A Russian judge delivers a verdict on Friday against three members of the Pussy Riot punk band whose trial for staging an anti-Kremlin protest in a church has provoked an international outcry against President Vladimir Putin.
The state prosecutor has demanded a three-year jail sentence over the women’s storming of the altar under the golden domes of Moscow’s Christ the Saviour Cathedral in bright balaclavas, tights and short skirts, an act she called an abuse of God.
Putin’s opponents portray the trial as part of a wider crackdown by the former KGB spy to crush their protest movement and pop stars led by Madonna have campaigned for the women’s release in a case Washington said is politically motivated.
In a sign of the tension over the trial in a small Moscow courtroom, which has divided Russian Orthodox Christians, Judge Marina Syrova was assigned bodyguards on Thursday following what authorities said were threats against her.
"I am not afraid of your poorly concealed fraud of a verdict in this so-called court because it can deprive me of my freedom," Maria Alyokhina, 24, one of the defendants, said during the trial.
"No one will take my inner freedom away."
Alyokhina, Nadezhda Tolokonnikova, 22, and Yekaterina Samutsevich, 30, said their protest on February 21 was intended to highlight the close ties between the Russian Orthodox Church and state, and not to offend believers.
Their lawyers said they have not received a fair trial and the verdict will be dictated by the Kremlin.
Putin’s supporters deny this and portray the women as blasphemers and self-publicists who should be punished for committing a premeditated outrage against the Church.
"It was a conscious deed. They understood quite clearly where they were going and why," said Vladimir Burmatov, who represents Putin’s United Russia party in parliament.
Pussy Riot was formed last year in anger at Putin’s decision to return to the presidency in an election after four years as premier.
A feminist punk collective of about 10 women, its trademark is radical political protests designed to shock.
The opposition said Putin saw the trial initially as a chance to strengthen his relationship with the influential Russian Orthodox Church — about 70 percent of Russians say they follow the faith — but his plans backfired.
Although believers were united in outrage that the band thrashed out a "punk prayer" deriding Putin in a place they consider sacrosanct, they were split into two camps.
Some demanded a tough sentence, but others were angered by the church hierarchy’s lack of forgiveness and calls for "divine retribution", as well as Patriarch Kirill’s dabbling in politics when he praised Putin’s rule as a "miracle of God".
Aware that a long sentence could reinforce the picture Pussy Riot have painted of him as intolerant and repressive, Putin told reporters this month that although the women had done "nothing good", they should not be judged too harshly.

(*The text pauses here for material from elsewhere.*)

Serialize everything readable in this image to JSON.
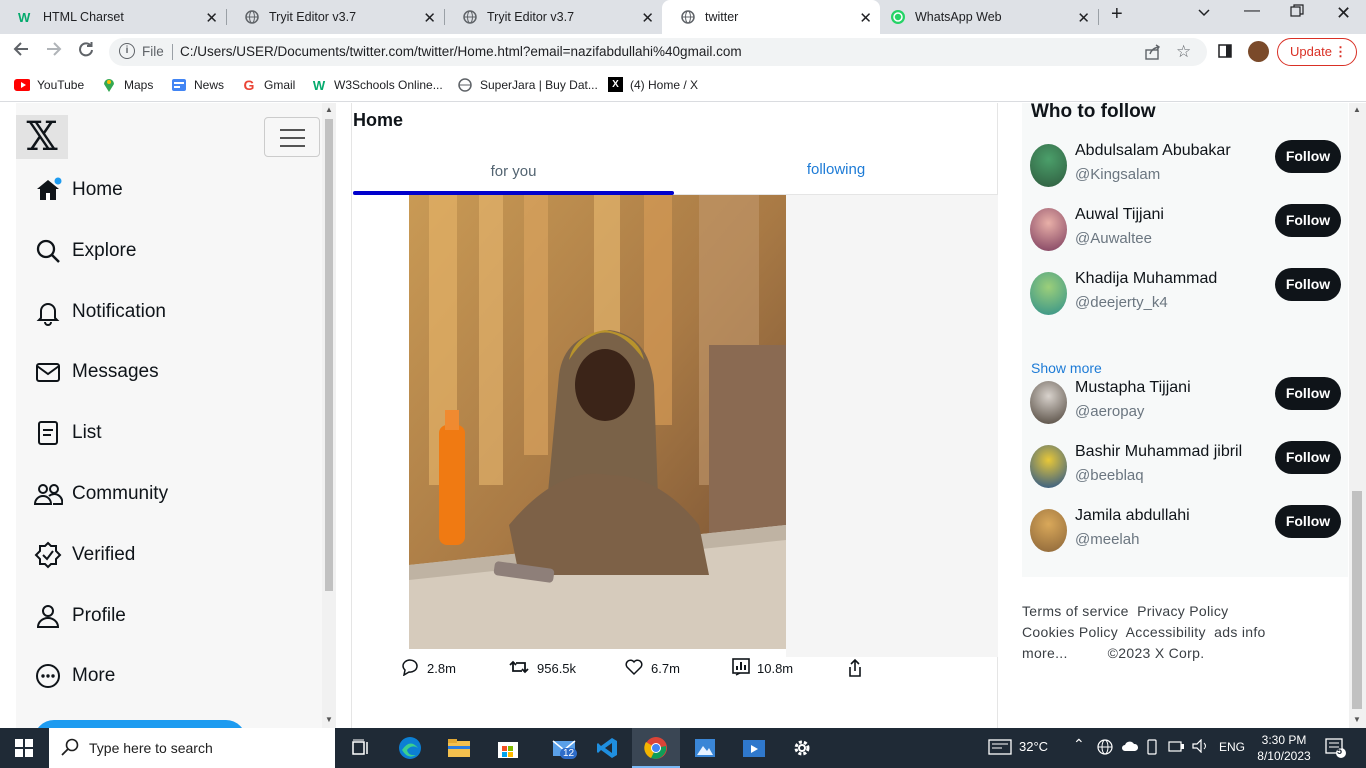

But the damage to his image abroad has already been done, and the divisions between his supporters and opponents have widened, risking polarising society even more than when protests took off against his 12-year-rule during the winter.
Even if the judge shows leniency, protest leader Alexei Navalny said Putin will not now relax pressure on his opponents in his new six-year term as president, which could extend his rule as president or prime minister to 18 years.

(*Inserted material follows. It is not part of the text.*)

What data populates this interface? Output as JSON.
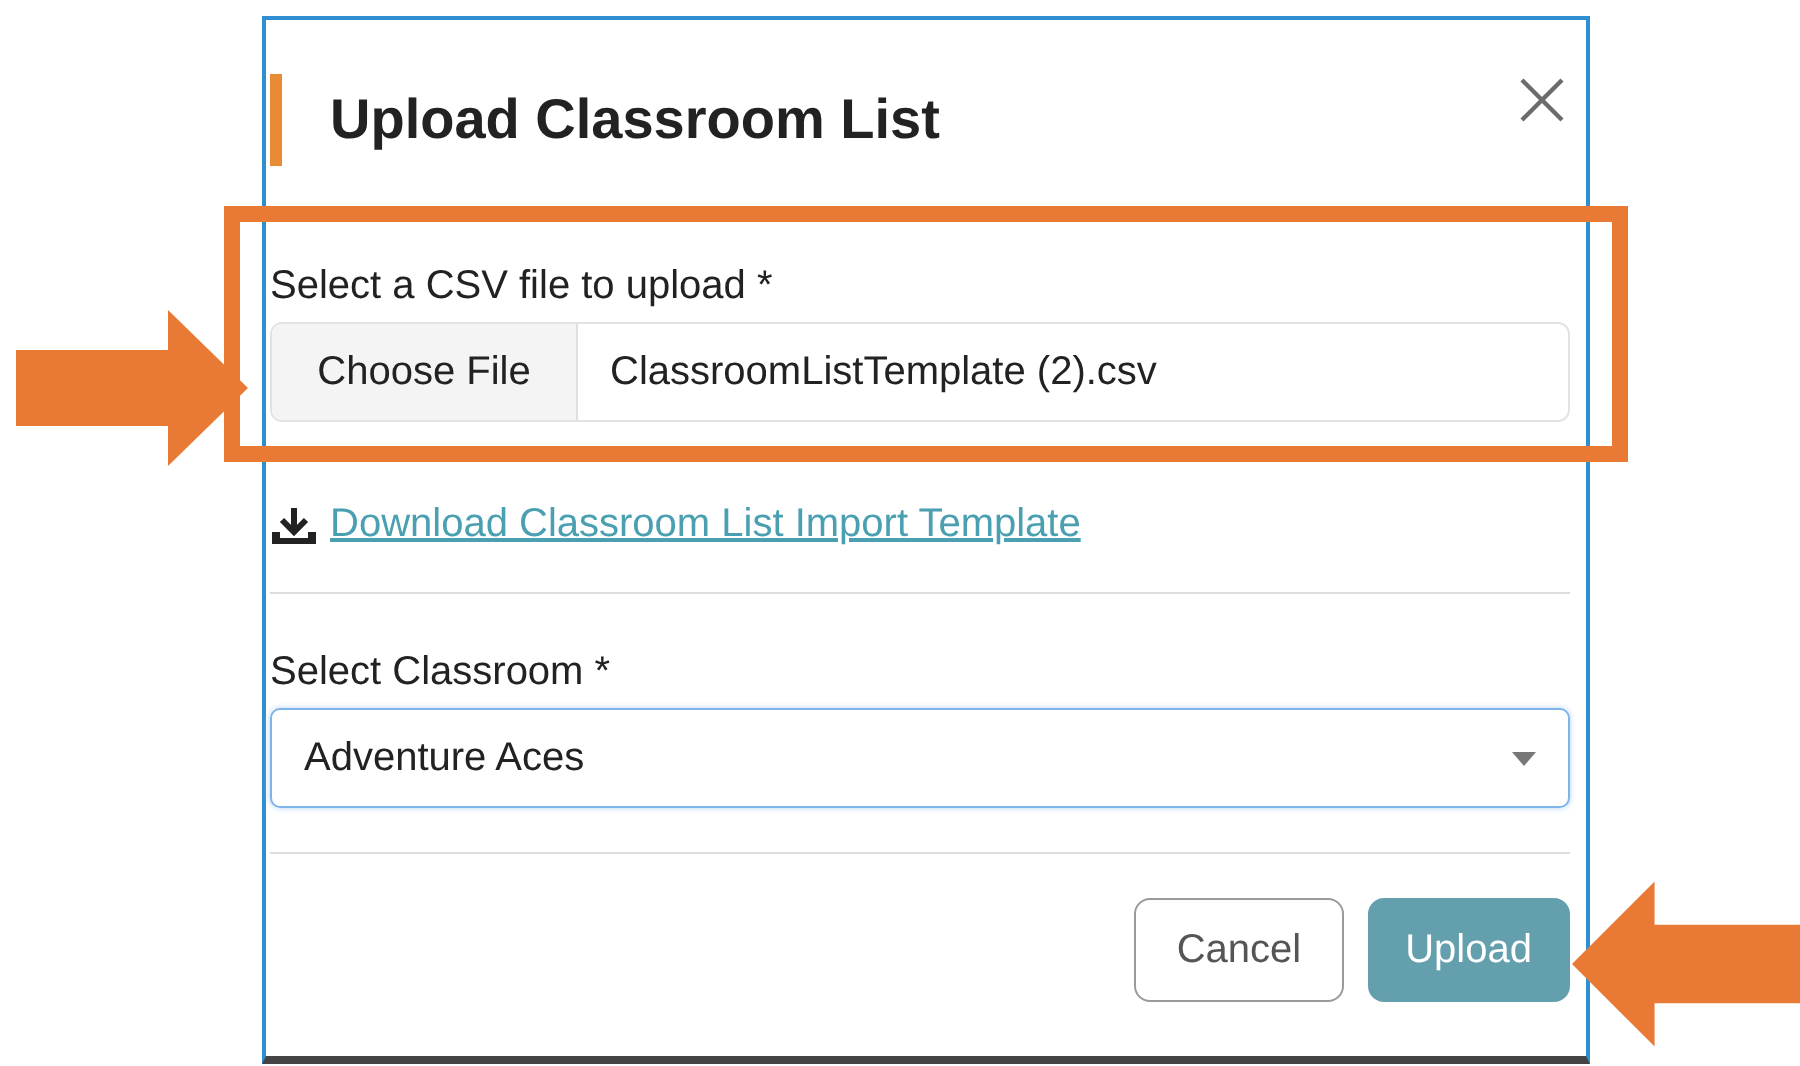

"I know for a fact that they can now jail anyone," said Navalny, who has been charged with stealing from a state timber firm and could face up to 10 years in jail.
Another protest organiser, Gennady Gudkov, is being investigated over his business activities and several protesters face investigation over their role in a demonstration that turned violent on May 6, the eve of Putin’s Kremlin return.
Parliament has also rushed through laws increasing fines for protesters, tightening controls on the Internet — which is used to arrange protests — and imposing stricter rules on defamation.